Her head swayed forward one last time then was thrown back into the concrete, and everything went dark.

 

 

Chapter 2

 

SIENNA

 

I stared out my office window across the campus of the Metahuman Policing and Threat Response Task Force. It was an awkward mouthful to say all that, so like everyone else around here I’d just taken to calling it “the Agency.” The moon was rising outside my window, shedding a dull glow over the dormitory building in the distance. Beyond that, floodlights glowed around the construction site that had been our future science building. I could see figures moving around next to the concrete walls like ants swarming out of an anthill.

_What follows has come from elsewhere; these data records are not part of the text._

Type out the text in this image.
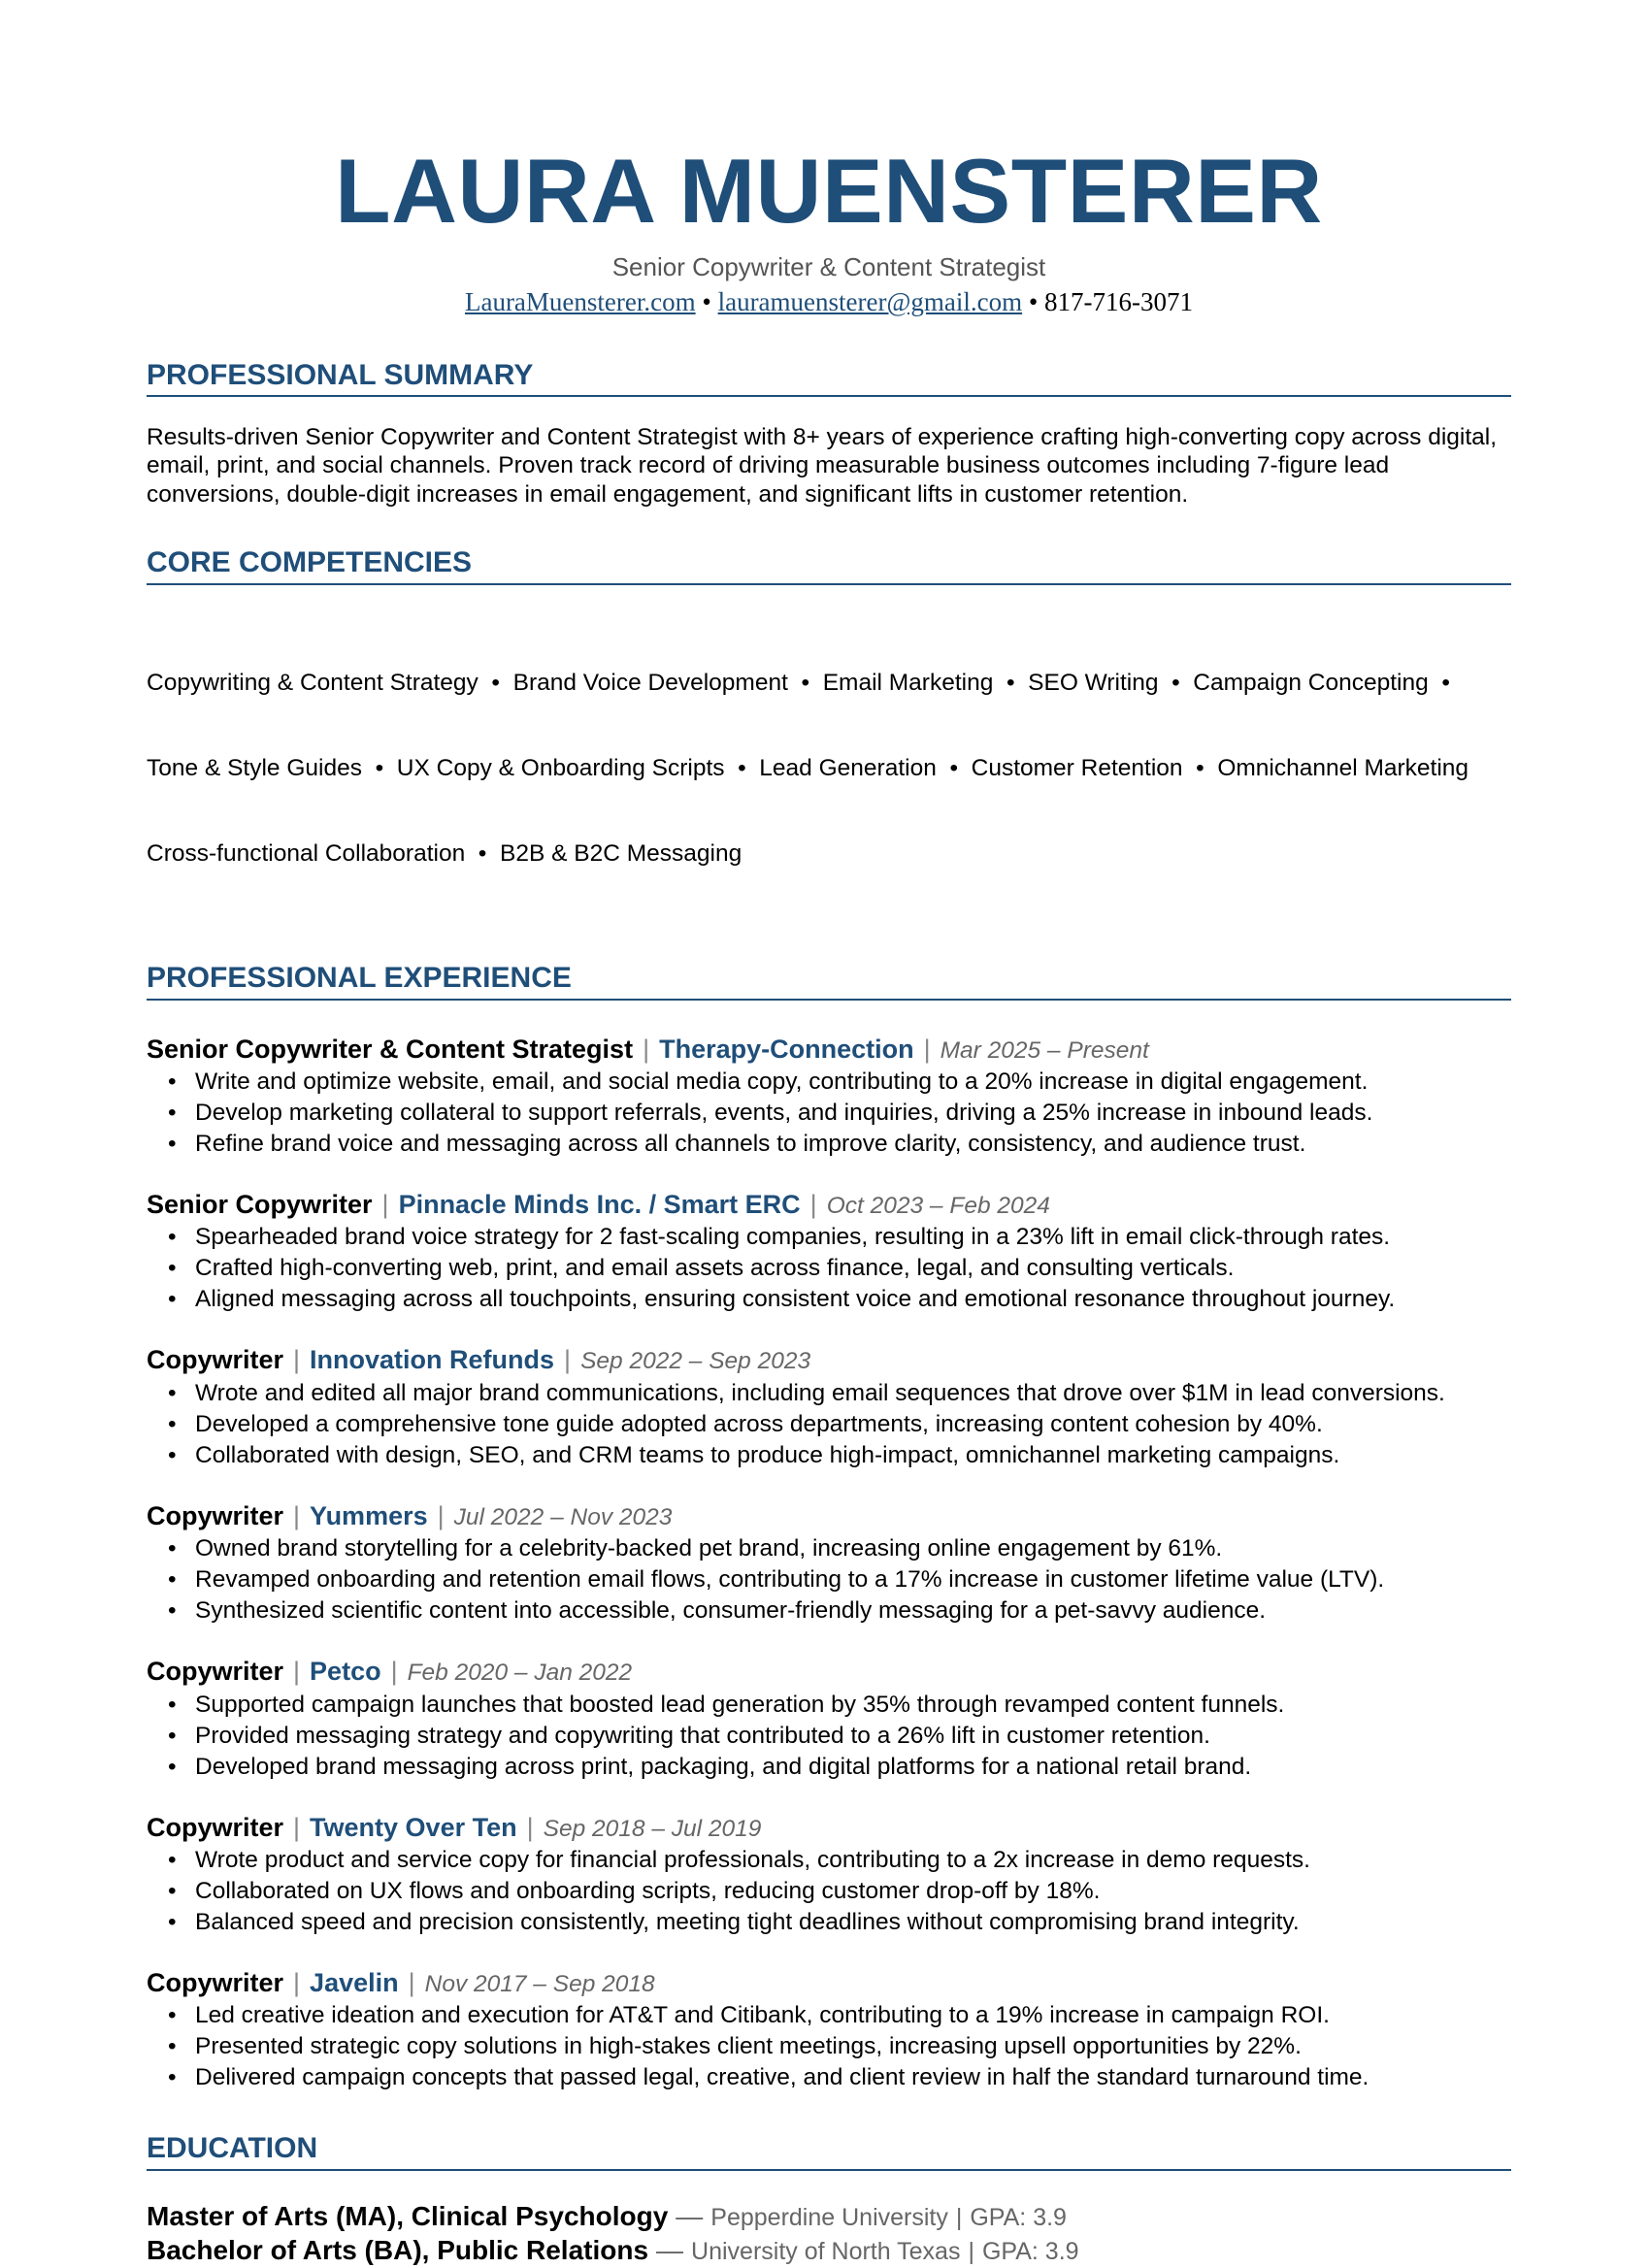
LAURA MUENSTERER
Senior Copywriter & Content Strategist
LauraMuensterer.com • lauramuensterer@gmail.com • 817-716-3071
PROFESSIONAL SUMMARY
Results-driven Senior Copywriter and Content Strategist with 8+ years of experience crafting high-converting copy across digital, email, print, and social channels. Proven track record of driving measurable business outcomes including 7-figure lead conversions, double-digit increases in email engagement, and significant lifts in customer retention.
CORE COMPETENCIES

Copywriting & Content Strategy  •  Brand Voice Development  •  Email Marketing  •  SEO Writing  •  Campaign Concepting  •

Tone & Style Guides  •  UX Copy & Onboarding Scripts  •  Lead Generation  •  Customer Retention  •  Omnichannel Marketing

Cross-functional Collaboration  •  B2B & B2C Messaging

PROFESSIONAL EXPERIENCE
Senior Copywriter & Content Strategist | Therapy-Connection | Mar 2025 – Present
• Write and optimize website, email, and social media copy, contributing to a 20% increase in digital engagement.
• Develop marketing collateral to support referrals, events, and inquiries, driving a 25% increase in inbound leads.
• Refine brand voice and messaging across all channels to improve clarity, consistency, and audience trust.
Senior Copywriter | Pinnacle Minds Inc. / Smart ERC | Oct 2023 – Feb 2024
• Spearheaded brand voice strategy for 2 fast-scaling companies, resulting in a 23% lift in email click-through rates.
• Crafted high-converting web, print, and email assets across finance, legal, and consulting verticals.
• Aligned messaging across all touchpoints, ensuring consistent voice and emotional resonance throughout journey.
Copywriter | Innovation Refunds | Sep 2022 – Sep 2023
• Wrote and edited all major brand communications, including email sequences that drove over $1M in lead conversions.
• Developed a comprehensive tone guide adopted across departments, increasing content cohesion by 40%.
• Collaborated with design, SEO, and CRM teams to produce high-impact, omnichannel marketing campaigns.
Copywriter | Yummers | Jul 2022 – Nov 2023
• Owned brand storytelling for a celebrity-backed pet brand, increasing online engagement by 61%.
• Revamped onboarding and retention email flows, contributing to a 17% increase in customer lifetime value (LTV).
• Synthesized scientific content into accessible, consumer-friendly messaging for a pet-savvy audience.
Copywriter | Petco | Feb 2020 – Jan 2022
• Supported campaign launches that boosted lead generation by 35% through revamped content funnels.
• Provided messaging strategy and copywriting that contributed to a 26% lift in customer retention.
• Developed brand messaging across print, packaging, and digital platforms for a national retail brand.
Copywriter | Twenty Over Ten | Sep 2018 – Jul 2019
• Wrote product and service copy for financial professionals, contributing to a 2x increase in demo requests.
• Collaborated on UX flows and onboarding scripts, reducing customer drop-off by 18%.
• Balanced speed and precision consistently, meeting tight deadlines without compromising brand integrity.
Copywriter | Javelin | Nov 2017 – Sep 2018
• Led creative ideation and execution for AT&T and Citibank, contributing to a 19% increase in campaign ROI.
• Presented strategic copy solutions in high-stakes client meetings, increasing upsell opportunities by 22%.
• Delivered campaign concepts that passed legal, creative, and client review in half the standard turnaround time.
EDUCATION
Master of Arts (MA), Clinical Psychology — Pepperdine University | GPA: 3.9
Bachelor of Arts (BA), Public Relations — University of North Texas | GPA: 3.9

I wished I was one of them. Small enough to escape notice, small enough to be able to leave my office and have no one realize I was even gone. I could just follow the next ant in line in front of me and not even worry about where I was going. It would be freedom. I could disappear into the tall trees of the forest beyond, never to be seen again. Not that the other ants would notice me anyway.

My head was heavy on the leather chair back. My eyes shut themselves part way of their own accord, and the scent of leather from my furniture was in the air. This was my office. My responsibilities were as present as the smell of leather.

And silence reigned all around me.

“So …” the voice of my brother, Reed Treston, filled the air. “Is anyone gonna say anything?”

I swiveled slowly around, leaving the window and its picturesque view behind me. The office was cramped by comparison. Reed was standing by the door, but he was hardly alone. Ariadne Fraser sat in the chair in front of me, her pale face and red hair in marked contrast to each other. My mother, Sierra Nealon, waited on the wall opposite Reed nearest the door, her arms folded and her head back against the wall in much the same way I suspected my head had been against the chair only a moment earlier.